Le jour où le premier amour de mon mari, une femme mourante, a accouché, le père de Luca, le Don de la famille Lupo, a posté dix hommes armés devant la porte de ma chambre. Ils étaient en état d'alerte maximale, terrorisés à l'idée que je fasse irruption dans la salle d'accouchement et vienne perturber la naissance du premier héritier de la famille Lupo. Pourtant, je ne me suis même pas approchée de la porte. Pas même lorsque les premiers cris du nouveau-né ont résonné dans le couloir. La mère de Luca, la Donna de la famille, a poussé un long soupir de soulagement en serrant fermement la main de la femme allongée sur le lit d'hôpital. « Bianca, nous sommes là. Cette femme stérile, Stella, ne te fera pas le moindre mal, ni à mon petit-fils. » Luca s'est penché vers Bianca et lui a délicatement essuyé le front couvert de sueur froide, le regard rempli de tendresse. « Ne t'inquiète pas. Père a déployé ses hommes dans tout l'hôpital privé. Si elle ose faire un scandale, je la ferai moi-même rayer des registres de la famille. » Ce n'est qu'après avoir eu la certitude que je ne viendrais pas semer le trouble qu'il s'est enfin détendu. Il ne comprenait pas.

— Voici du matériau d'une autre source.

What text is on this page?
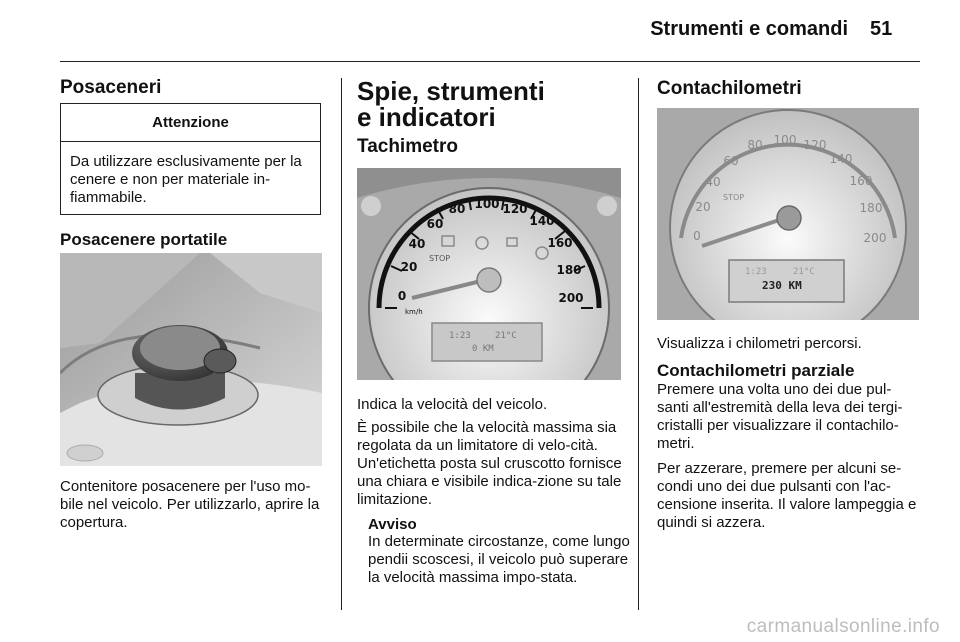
Strumenti e comandi 51
Posaceneri
Attenzione
Da utilizzare esclusivamente per la cenere e non per materiale in-fiammabile.
Posacenere portatile

Contenitore posacenere per l'uso mo-bile nel veicolo. Per utilizzarlo, aprire la copertura.

Spie, strumenti
e indicatori
Tachimetro
0
20
40
60
80 100 120
140
160
180
200
km/h
STOP
1:23	21°C
0 KM

Indica la velocità del veicolo.

È possibile che la velocità massima sia regolata da un limitatore di velo-cità. Un'etichetta posta sul cruscotto fornisce una chiara e visibile indica-zione su tale limitazione.

Avviso

In determinate circostanze, come lungo pendii scoscesi, il veicolo può superare la velocità massima impo-stata.

Contachilometri
0
20
40
60
80 100 120
140
160
180
200
STOP
1:23	21°C
230 KM

Visualizza i chilometri percorsi.

Contachilometri parziale

Premere una volta uno dei due pul-santi all'estremità della leva dei tergi-cristalli per visualizzare il contachilo-metri.

Per azzerare, premere per alcuni se-condi uno dei due pulsanti con l'ac-censione inserita. Il valore lampeggia e quindi si azzera.

carmanualsonline.info
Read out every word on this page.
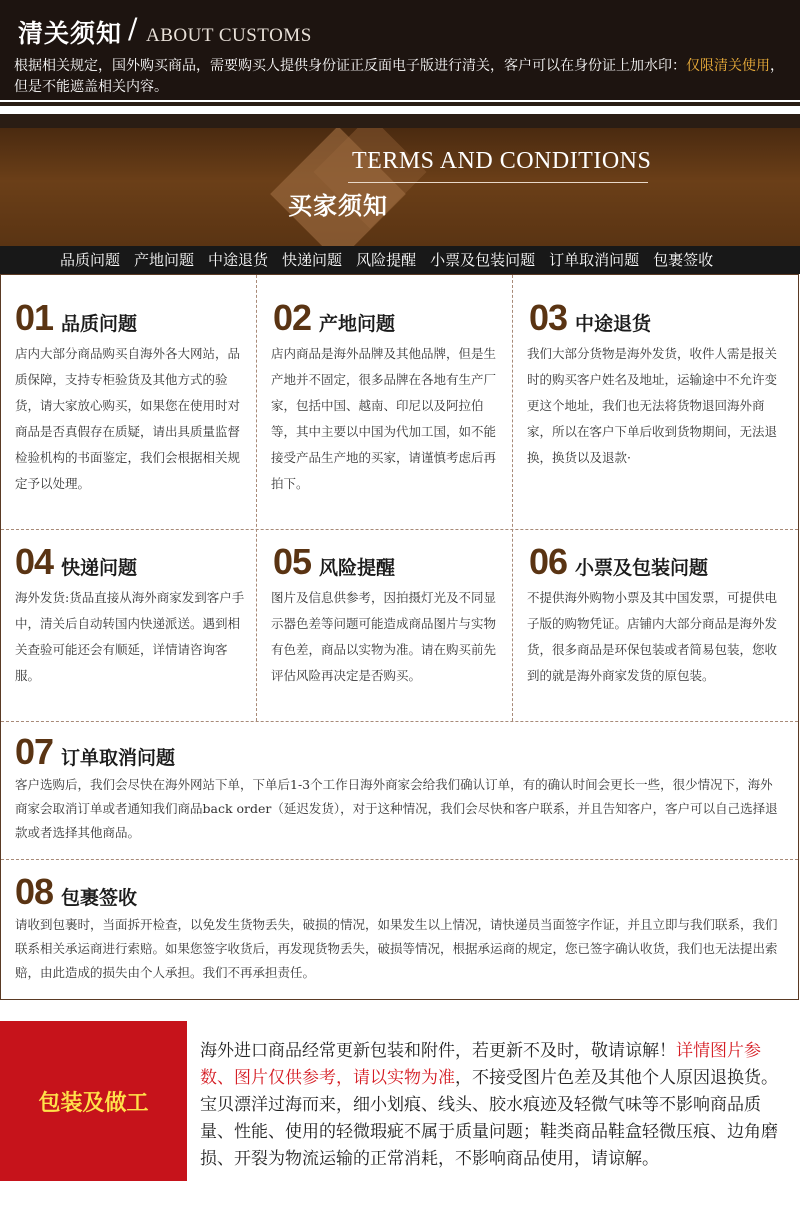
清关须知 / ABOUT CUSTOMS
根据相关规定，国外购买商品，需要购买人提供身份证正反面电子版进行清关，客户可以在身份证上加水印：仅限清关使用，但是不能遮盖相关内容。
TERMS AND CONDITIONS
买家须知
品质问题 产地问题 中途退货 快递问题 风险提醒 小票及包装问题 订单取消问题 包裹签收
01 品质问题
店内大部分商品购买自海外各大网站，品质保障，支持专柜验货及其他方式的验货，请大家放心购买，如果您在使用时对商品是否真假存在质疑，请出具质量监督检验机构的书面鉴定，我们会根据相关规定予以处理。
02 产地问题
店内商品是海外品牌及其他品牌，但是生产地并不固定，很多品牌在各地有生产厂家，包括中国、越南、印尼以及阿拉伯等，其中主要以中国为代加工国，如不能接受产品生产地的买家，请谨慎考虑后再拍下。
03 中途退货
我们大部分货物是海外发货，收件人需是报关时的购买客户姓名及地址，运输途中不允许变更这个地址，我们也无法将货物退回海外商家，所以在客户下单后收到货物期间，无法退换，换货以及退款·
04 快递问题
海外发货:货品直接从海外商家发到客户手中，清关后自动转国内快递派送。遇到相关查验可能还会有顺延，详情请咨询客服。
05 风险提醒
图片及信息供参考，因拍摄灯光及不同显示器色差等问题可能造成商品图片与实物有色差，商品以实物为准。请在购买前先评估风险再决定是否购买。
06 小票及包装问题
不提供海外购物小票及其中国发票，可提供电子版的购物凭证。店铺内大部分商品是海外发货，很多商品是环保包装或者简易包装，您收到的就是海外商家发货的原包装。
07 订单取消问题
客户选购后，我们会尽快在海外网站下单，下单后1-3个工作日海外商家会给我们确认订单，有的确认时间会更长一些，很少情况下，海外商家会取消订单或者通知我们商品back order（延迟发货），对于这种情况，我们会尽快和客户联系，并且告知客户，客户可以自己选择退款或者选择其他商品。
08 包裹签收
请收到包裹时，当面拆开检查，以免发生货物丢失，破损的情况，如果发生以上情况，请快递员当面签字作证，并且立即与我们联系，我们联系相关承运商进行索赔。如果您签字收货后，再发现货物丢失，破损等情况，根据承运商的规定，您已签字确认收货，我们也无法提出索赔，由此造成的损失由个人承担。我们不再承担责任。
包装及做工
海外进口商品经常更新包装和附件，若更新不及时，敬请谅解！详情图片参数、图片仅供参考，请以实物为准，不接受图片色差及其他个人原因退换货。宝贝漂洋过海而来，细小划痕、线头、胶水痕迹及轻微气味等不影响商品质量、性能、使用的轻微瑕疵不属于质量问题；鞋类商品鞋盒轻微压痕、边角磨损、开裂为物流运输的正常消耗，不影响商品使用，请谅解。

À ses yeux, il ne faisait qu'honorer une dette : offrir un enfant à une femme mourante pour perpétuer son nom et permettre à son premier amour de réaliser son dernier souhait. Pourquoi étais-je incapable de prendre de la hauteur ? Pourquoi ne pouvais-je pas voir la situation dans son ensemble ? Un sourire satisfait s'est dessiné sur les lèvres de Luca tandis qu'il contemplait le nourrisson emmailloté. Il se disait même que si j'avalais enfin ma fierté, reconnaissais mes torts et faisais preuve d'un peu de bienveillance envers Bianca, il me pardonnerait complètement ma froideur passée. Il se rattraperait, allant jusqu'à m'offrir le titre vide de sens de mère de l'enfant, tout en me laissant conserver ma place d'épouse du Bras Droit. Mais ce qu'il ignorait, c'était que j'avais déjà signé les papiers du divorce préparés par mon avocat. Dans une semaine, je couperais définitivement les ponts avec la famille Lupo, j'emmènerais les jumeaux qui grandissaient en moi et je partirais. Nous ne nous reverrions plus jamais, ni dans cette vie, ni dans la suivante.